According to the new RFI, 15% of the 110 aircraft (16 jets) would be purchased in a flyaway state and the remaining would have to be manufactured in India by a Strategic Partner or an Indian Production Agency.
Once a commercial agreement is inked, the vendor has to deliver the first batch of 16 jets in 36 to 60 months. The manufacturing, in an Indian plant, should start within 5 years and completed in 12 years.
Global aviation majors evinced keen interest in what would potentially turn out to be a multi-billion dollar deal.
An earlier government preference announced by former defence minister Manohar Parrikar of single engine vendors that put USA Lockheed Martin (F-16) and Swedish major Saab (Grippen) ahead of others in the race, has now been done away by the RFI.
As a result, France's Dassault Aviation, USA's Boeing, Europe's Eurofighter and Russian MiG Corporation can also respond to the tender, effectively restarting what can potentially be Medium Multi-Role Combat Aircraft (MMRCA) competition, Part 2 a fiercely competitive trial process of six combat aircraft that was started by the UPA government to buy 126 jets for the IAF.

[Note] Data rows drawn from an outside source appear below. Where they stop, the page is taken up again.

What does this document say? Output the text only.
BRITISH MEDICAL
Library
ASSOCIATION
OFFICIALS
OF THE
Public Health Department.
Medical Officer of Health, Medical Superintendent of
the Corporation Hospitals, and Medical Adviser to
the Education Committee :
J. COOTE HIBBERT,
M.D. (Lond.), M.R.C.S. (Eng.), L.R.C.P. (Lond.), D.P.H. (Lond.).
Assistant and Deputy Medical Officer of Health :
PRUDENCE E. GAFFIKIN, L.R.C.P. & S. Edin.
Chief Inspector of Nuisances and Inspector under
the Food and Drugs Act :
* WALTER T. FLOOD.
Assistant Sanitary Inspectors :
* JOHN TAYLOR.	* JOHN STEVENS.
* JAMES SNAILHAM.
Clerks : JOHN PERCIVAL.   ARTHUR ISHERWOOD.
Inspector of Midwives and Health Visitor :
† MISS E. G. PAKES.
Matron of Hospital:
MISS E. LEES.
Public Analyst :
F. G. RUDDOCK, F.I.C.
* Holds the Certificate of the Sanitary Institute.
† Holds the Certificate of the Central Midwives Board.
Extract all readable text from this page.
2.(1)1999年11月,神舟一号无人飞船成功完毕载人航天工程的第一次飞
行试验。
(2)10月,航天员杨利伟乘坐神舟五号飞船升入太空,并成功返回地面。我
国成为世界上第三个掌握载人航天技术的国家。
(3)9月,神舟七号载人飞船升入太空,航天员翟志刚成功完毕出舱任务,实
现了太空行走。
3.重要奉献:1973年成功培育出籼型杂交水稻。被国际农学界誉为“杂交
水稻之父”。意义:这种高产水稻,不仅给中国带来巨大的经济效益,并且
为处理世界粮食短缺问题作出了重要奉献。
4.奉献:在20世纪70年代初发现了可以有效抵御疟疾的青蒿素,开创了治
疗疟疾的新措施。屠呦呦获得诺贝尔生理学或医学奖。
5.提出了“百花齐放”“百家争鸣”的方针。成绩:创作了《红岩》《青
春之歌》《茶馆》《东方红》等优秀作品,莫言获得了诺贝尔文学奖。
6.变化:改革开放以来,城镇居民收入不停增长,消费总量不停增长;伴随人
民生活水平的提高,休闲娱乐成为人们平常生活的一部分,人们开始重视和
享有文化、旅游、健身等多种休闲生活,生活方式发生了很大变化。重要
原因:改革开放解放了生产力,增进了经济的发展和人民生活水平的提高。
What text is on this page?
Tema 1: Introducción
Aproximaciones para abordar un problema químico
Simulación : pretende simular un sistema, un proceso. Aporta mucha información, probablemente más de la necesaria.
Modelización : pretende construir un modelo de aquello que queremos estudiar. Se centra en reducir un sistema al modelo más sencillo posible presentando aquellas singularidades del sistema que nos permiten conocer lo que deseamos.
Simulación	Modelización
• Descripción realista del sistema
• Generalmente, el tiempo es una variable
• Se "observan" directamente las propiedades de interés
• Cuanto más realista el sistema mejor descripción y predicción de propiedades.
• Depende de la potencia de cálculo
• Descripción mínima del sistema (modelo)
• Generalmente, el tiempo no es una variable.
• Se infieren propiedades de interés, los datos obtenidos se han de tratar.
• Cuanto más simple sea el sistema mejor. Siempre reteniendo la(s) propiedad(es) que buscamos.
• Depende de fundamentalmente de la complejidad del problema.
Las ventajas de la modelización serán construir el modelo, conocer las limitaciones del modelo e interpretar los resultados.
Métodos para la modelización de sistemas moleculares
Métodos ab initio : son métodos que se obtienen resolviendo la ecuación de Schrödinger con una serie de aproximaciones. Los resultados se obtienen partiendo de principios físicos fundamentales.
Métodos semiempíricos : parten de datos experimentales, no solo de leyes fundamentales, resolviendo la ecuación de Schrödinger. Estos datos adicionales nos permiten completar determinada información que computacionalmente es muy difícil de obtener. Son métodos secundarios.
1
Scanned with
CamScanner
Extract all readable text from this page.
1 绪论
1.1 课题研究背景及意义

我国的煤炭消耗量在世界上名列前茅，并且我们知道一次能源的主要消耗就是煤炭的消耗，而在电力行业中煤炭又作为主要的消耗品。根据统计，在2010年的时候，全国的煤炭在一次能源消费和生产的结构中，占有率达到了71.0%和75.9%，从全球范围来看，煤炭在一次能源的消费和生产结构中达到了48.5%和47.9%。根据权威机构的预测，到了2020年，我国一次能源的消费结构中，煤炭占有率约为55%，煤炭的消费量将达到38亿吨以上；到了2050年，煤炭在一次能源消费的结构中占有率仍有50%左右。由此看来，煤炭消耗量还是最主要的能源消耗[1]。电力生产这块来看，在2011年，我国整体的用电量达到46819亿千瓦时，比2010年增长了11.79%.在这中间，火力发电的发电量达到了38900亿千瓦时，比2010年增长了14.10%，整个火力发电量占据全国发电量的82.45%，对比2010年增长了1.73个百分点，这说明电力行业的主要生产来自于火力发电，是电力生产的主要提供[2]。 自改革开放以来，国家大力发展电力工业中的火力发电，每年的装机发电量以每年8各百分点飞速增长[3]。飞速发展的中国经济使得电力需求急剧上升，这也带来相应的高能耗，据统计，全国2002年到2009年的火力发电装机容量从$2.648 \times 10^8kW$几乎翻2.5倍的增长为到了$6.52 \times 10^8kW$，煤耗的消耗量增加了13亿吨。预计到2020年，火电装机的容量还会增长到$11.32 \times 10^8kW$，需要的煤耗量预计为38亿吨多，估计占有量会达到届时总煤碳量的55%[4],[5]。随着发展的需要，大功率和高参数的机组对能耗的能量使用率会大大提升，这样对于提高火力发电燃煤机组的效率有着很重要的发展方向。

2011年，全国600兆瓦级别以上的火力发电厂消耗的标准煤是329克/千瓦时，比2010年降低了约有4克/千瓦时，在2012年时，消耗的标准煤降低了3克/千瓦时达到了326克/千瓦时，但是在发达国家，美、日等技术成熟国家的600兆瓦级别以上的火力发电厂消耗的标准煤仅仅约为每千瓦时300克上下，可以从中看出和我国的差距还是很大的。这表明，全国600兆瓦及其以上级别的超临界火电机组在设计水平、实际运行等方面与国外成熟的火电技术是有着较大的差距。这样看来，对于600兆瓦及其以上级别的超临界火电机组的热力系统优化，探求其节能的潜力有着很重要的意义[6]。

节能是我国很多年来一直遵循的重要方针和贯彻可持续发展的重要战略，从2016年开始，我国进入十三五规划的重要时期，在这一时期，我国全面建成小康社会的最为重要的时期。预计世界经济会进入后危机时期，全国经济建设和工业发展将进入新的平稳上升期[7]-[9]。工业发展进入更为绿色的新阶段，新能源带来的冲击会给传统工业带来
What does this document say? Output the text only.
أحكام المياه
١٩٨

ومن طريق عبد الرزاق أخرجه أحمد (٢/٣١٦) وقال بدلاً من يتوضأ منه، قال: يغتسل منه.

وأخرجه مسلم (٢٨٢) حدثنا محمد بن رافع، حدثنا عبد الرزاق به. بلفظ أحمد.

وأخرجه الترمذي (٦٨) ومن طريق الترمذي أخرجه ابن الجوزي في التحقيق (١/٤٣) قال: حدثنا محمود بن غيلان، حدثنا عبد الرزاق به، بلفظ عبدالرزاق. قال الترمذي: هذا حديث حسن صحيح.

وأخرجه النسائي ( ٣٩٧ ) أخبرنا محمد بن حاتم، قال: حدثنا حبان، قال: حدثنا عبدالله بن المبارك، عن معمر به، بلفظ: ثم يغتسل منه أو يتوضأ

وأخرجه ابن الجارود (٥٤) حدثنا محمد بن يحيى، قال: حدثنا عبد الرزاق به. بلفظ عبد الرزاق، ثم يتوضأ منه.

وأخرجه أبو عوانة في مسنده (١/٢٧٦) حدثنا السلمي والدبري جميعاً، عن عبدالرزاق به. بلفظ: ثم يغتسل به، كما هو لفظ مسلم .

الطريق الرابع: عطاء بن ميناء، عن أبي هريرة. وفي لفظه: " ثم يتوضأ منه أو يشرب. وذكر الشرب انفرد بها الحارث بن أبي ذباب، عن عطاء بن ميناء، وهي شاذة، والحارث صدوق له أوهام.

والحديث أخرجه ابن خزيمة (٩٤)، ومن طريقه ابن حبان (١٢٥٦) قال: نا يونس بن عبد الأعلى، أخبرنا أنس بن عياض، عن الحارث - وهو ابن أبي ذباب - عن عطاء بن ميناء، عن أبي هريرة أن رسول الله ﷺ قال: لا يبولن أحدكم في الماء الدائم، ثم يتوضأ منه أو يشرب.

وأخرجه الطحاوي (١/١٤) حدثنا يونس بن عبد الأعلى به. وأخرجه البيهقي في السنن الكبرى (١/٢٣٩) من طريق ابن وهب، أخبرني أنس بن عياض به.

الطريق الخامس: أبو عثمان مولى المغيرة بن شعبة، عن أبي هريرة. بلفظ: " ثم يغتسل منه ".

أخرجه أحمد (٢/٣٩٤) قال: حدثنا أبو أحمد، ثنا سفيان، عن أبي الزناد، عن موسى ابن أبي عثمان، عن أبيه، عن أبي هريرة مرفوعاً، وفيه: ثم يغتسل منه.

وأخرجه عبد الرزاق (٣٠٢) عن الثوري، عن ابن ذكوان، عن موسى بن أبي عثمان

The Congress-led government, however, couldn't conclude the commercial deal with Dassault Aviation that won the competition.
Subsequently, Parrikar canceled the MMRCA tender in July 2015 after Modi announced his decision to buy 36 Rafale in a government-to-government deal.
IAF sources said fresh evaluation trials would be conducted for the aircraft as the MMRCA trial conducted almost 10 years ago wouldn't hold good any more. In the previous trial, each aircraft was tested on 600 points and they were flown in high-altitude and desert conditions.
Deposing before the Parliamentary Standing Committee on Defence, IAF Vice Chief Air Marshal S B Deo said the force has 31 squadrons but "there is a gap in the force level since induction and de-induction was not commensurate."
Out of the 31 squadron, nearly 10 squadrons are vintage MiG aircraft, which are being phased out. While the first Rafale aircraft is expected in 2019, only two squadrons of the French fighters is not good enough to make up for the deficiency.